Le titre attribué à une œuvre peut lui conférer une toute autre connotation comme par exemple dans l’œuvre de Stéphane Bérard Promesse, qui incarne poétiquement la notion de temps et d’attente. Elodie Brémaud, quant à elle, propose avec 370 kg d’indépendance, Unité mobile d’habitation à traction pédestre, un espace d’habitation de voyage qui pourrait être déplacé à pied, cette entreprise étant contredite par le poids de celle-ci indiqué dans le titre, et rendant l’habitation trop lourde à transporter. Toujours dans le registre des mots, la vidéo Polanski et mon père de Pauline Horovitz prend sa source dans un malentendu ubuesque.

De nombreux artistes mettent en scène le corps dans des postures ou attitudes étranges et insolites emmenant notre conception de l’absurde sur d’autres territoires. Ces corps ainsi présentés induisent un questionnement sur le fondement et l’origine de l’action entreprise. Parmi eux, Gilbert Garcin met en scène indéfiniment son alter ego dans ses photographies comme autant de partitions sur l’absurdité de notre condition humaine, à l’image de sa série des «Sisyphes». En miroir, les boucles vidéo de l’artiste islandais Sigurdur Gudmunsson présentent des actions insolites, des énigmes visuelles qui semblent sans fondement. Ou encore Pierrick Sorin, qui, jouant son propre rôle et celui d’un frère fictif dans sa série Pierrick et Jean-Loup évoque inéluctablement le cinéma burlesque mais fait aussi référence à l’idiotie comme définie par Jean-Yves Jouannais (in Jean-Yves Jouannais, L’Idiotie, Ed. Beaux-Arts Magazine Livres, 2003): «l’idiotie est en cela proche de la sagesse parce qu’elle suppose la maîtrise des outils de l’intelligence, auxquels elle ajoute la mise à l’épreuve de la dérision.»

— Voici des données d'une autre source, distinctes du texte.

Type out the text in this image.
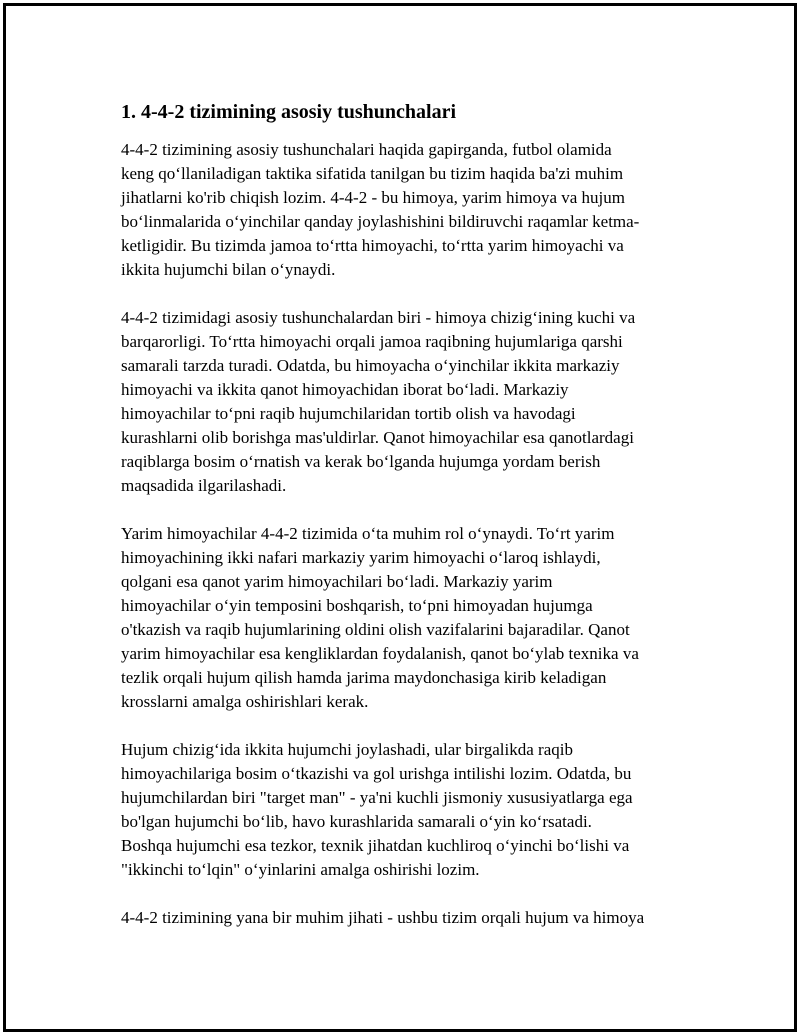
1. 4-4-2 tizimining asosiy tushunchalari

4-4-2 tizimining asosiy tushunchalari haqida gapirganda, futbol olamida
keng qo‘llaniladigan taktika sifatida tanilgan bu tizim haqida ba'zi muhim
jihatlarni ko'rib chiqish lozim. 4-4-2 - bu himoya, yarim himoya va hujum
bo‘linmalarida o‘yinchilar qanday joylashishini bildiruvchi raqamlar ketma-
ketligidir. Bu tizimda jamoa to‘rtta himoyachi, to‘rtta yarim himoyachi va
ikkita hujumchi bilan o‘ynaydi.

4-4-2 tizimidagi asosiy tushunchalardan biri - himoya chizig‘ining kuchi va
barqarorligi. To‘rtta himoyachi orqali jamoa raqibning hujumlariga qarshi
samarali tarzda turadi. Odatda, bu himoyacha o‘yinchilar ikkita markaziy
himoyachi va ikkita qanot himoyachidan iborat bo‘ladi. Markaziy
himoyachilar to‘pni raqib hujumchilaridan tortib olish va havodagi
kurashlarni olib borishga mas'uldirlar. Qanot himoyachilar esa qanotlardagi
raqiblarga bosim o‘rnatish va kerak bo‘lganda hujumga yordam berish
maqsadida ilgarilashadi.

Yarim himoyachilar 4-4-2 tizimida o‘ta muhim rol o‘ynaydi. To‘rt yarim
himoyachining ikki nafari markaziy yarim himoyachi o‘laroq ishlaydi,
qolgani esa qanot yarim himoyachilari bo‘ladi. Markaziy yarim
himoyachilar o‘yin temposini boshqarish, to‘pni himoyadan hujumga
o'tkazish va raqib hujumlarining oldini olish vazifalarini bajaradilar. Qanot
yarim himoyachilar esa kengliklardan foydalanish, qanot bo‘ylab texnika va
tezlik orqali hujum qilish hamda jarima maydonchasiga kirib keladigan
krosslarni amalga oshirishlari kerak.

Hujum chizig‘ida ikkita hujumchi joylashadi, ular birgalikda raqib
himoyachilariga bosim o‘tkazishi va gol urishga intilishi lozim. Odatda, bu
hujumchilardan biri "target man" - ya'ni kuchli jismoniy xususiyatlarga ega
bo'lgan hujumchi bo‘lib, havo kurashlarida samarali o‘yin ko‘rsatadi.
Boshqa hujumchi esa tezkor, texnik jihatdan kuchliroq o‘yinchi bo‘lishi va
"ikkinchi to‘lqin" o‘yinlarini amalga oshirishi lozim.

4-4-2 tizimining yana bir muhim jihati - ushbu tizim orqali hujum va himoya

Egalement dans le registre du burlesque, le Maître-Vent de Simon Quéheillard, met en scène un personnage s’évertuant inlassablement à réaliser des empilements d’objets hétéroclites sur le bord d’une départementale — ces sculptures éphémères chutant inéluctablement au passage des véhicules avoisinants.

Les femmes d’Ellen Kooi criant des paroles dans des caniveaux que nous ne déchiffrerons jamais ou le personnage essayant un papier peint trompe-l’œil au motif de brique sur un mur réellement fait de ce matériau de Paul Pouvreau, ou encore l’auto-stoppeur brandissant une pancarte sur laquelle se détache le mot Seul, dans la photographie de Thierry Fontaine, ne définissent pas tant une action possible qu’un état de perception. Ces œuvres flirtent avec l’absurde par le non-sens même de l’action des protagonistes.

Enfin, l’absurde peut émerger de l’exagération outrancière. Thomas Mailaender a réalisé une série de portraits d’individus portant des objets surdimensionnés, qui deviennent de par leur taille inutilisables. Proche du grotesque ils deviennent des totems de notre société de l’excès. Martin Sastre dans sa dernière vidéo filme en gros plan une fan éplorée de la pop star pour adolescent Justin Bieber. Cette groupie est ainsi filmée alors qu’elle le supplie en hurlant de sortir de son hôtel. Oscillant entre le grotesque et l’effroyable, cette séquence renvoie inéluctablement à l’outrance de l’idolâtrie. Asger Carslen, avec les photographies de la série «Wrong», dont les visages des protagonistes ont été retouchés pour ajouter protubérances ou excroissances, injecte de l’absurde dans le réel, ces êtres monstrueux s’inscrivant dans une normalité. Absurdes donc toutes ces œuvres? Cela dépend du point de vue du regardeur et un peu d’absurdité n’a jamais fait de mal à personne.